= Mangyül Gungthang =

Mangyül Gungthang, 芒域贡堂 (芒域貢堂, mángyù gòngtáng)) alternatively known as Ngari Me (Lower Ngari) is the name of a Tibetan kingdom established under Sakya overlordship in Southwest Tibet around 1265. Historically it lies in an area that was an important transit point between the north and south Himalayas, and it was through this route that Padmasambhava and Śāntarakṣita arrived in Tibet.

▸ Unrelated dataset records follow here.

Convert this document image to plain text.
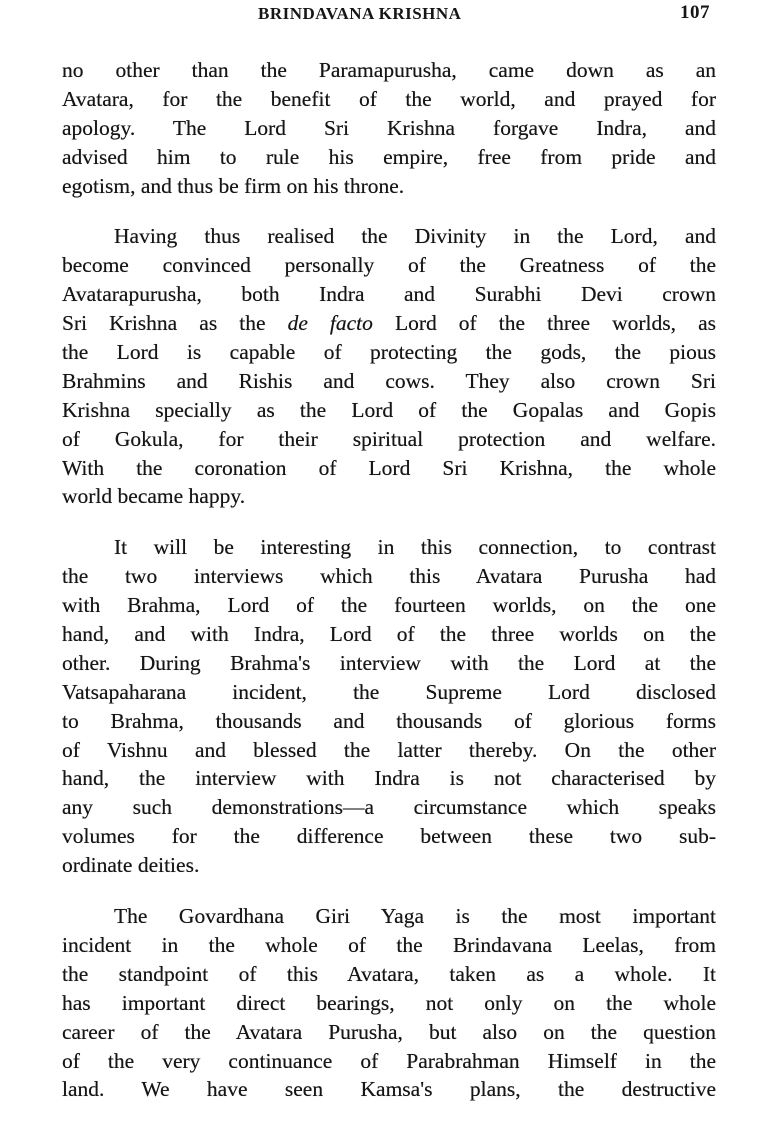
BRINDAVANA KRISHNA	107
no other than the Paramapurusha, came down as an
Avatara, for the benefit of the world, and prayed for
apology. The Lord Sri Krishna forgave Indra, and
advised him to rule his empire, free from pride and
egotism, and thus be firm on his throne.
Having thus realised the Divinity in the Lord, and
become convinced personally of the Greatness of the
Avatarapurusha, both Indra and Surabhi Devi crown
Sri Krishna as the de facto Lord of the three worlds, as
the Lord is capable of protecting the gods, the pious
Brahmins and Rishis and cows. They also crown Sri
Krishna specially as the Lord of the Gopalas and Gopis
of Gokula, for their spiritual protection and welfare.
With the coronation of Lord Sri Krishna, the whole
world became happy.
It will be interesting in this connection, to contrast
the two interviews which this Avatara Purusha had
with Brahma, Lord of the fourteen worlds, on the one
hand, and with Indra, Lord of the three worlds on the
other. During Brahma's interview with the Lord at the
Vatsapaharana incident, the Supreme Lord disclosed
to Brahma, thousands and thousands of glorious forms
of Vishnu and blessed the latter thereby. On the other
hand, the interview with Indra is not characterised by
any such demonstrations—a circumstance which speaks
volumes for the difference between these two sub-
ordinate deities.
The Govardhana Giri Yaga is the most important
incident in the whole of the Brindavana Leelas, from
the standpoint of this Avatara, taken as a whole. It
has important direct bearings, not only on the whole
career of the Avatara Purusha, but also on the question
of the very continuance of Parabrahman Himself in the
land. We have seen Kamsa's plans, the destructive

It was founded by a descendant of the Tibetan royal house, Bumdegon (1253–1280) It was one of the thirteen myriarchies (khri skor bcu gsum) ruled by a Sakya lama viceroy appointed by the Yuan court of China.

Chökyi Drönma, the eldest daughter of Thri Lhawang Gyaltsen (1404–1464) and the first Samding Dorje Phagmo – the third highest-ranking person in the Tibetan hierarchy – hailed from the district.

The kings of Gungthang were subject to a variety of Central Asian overlords down to 1620, when their kingdom was destroyed by the King of Tsang.

The capital of the kingdom was the fortified citadel of Dzongka "White Fortress". After the discovery of gold in Western Tibet, it became an important link in the network of trans-Himalayan trade.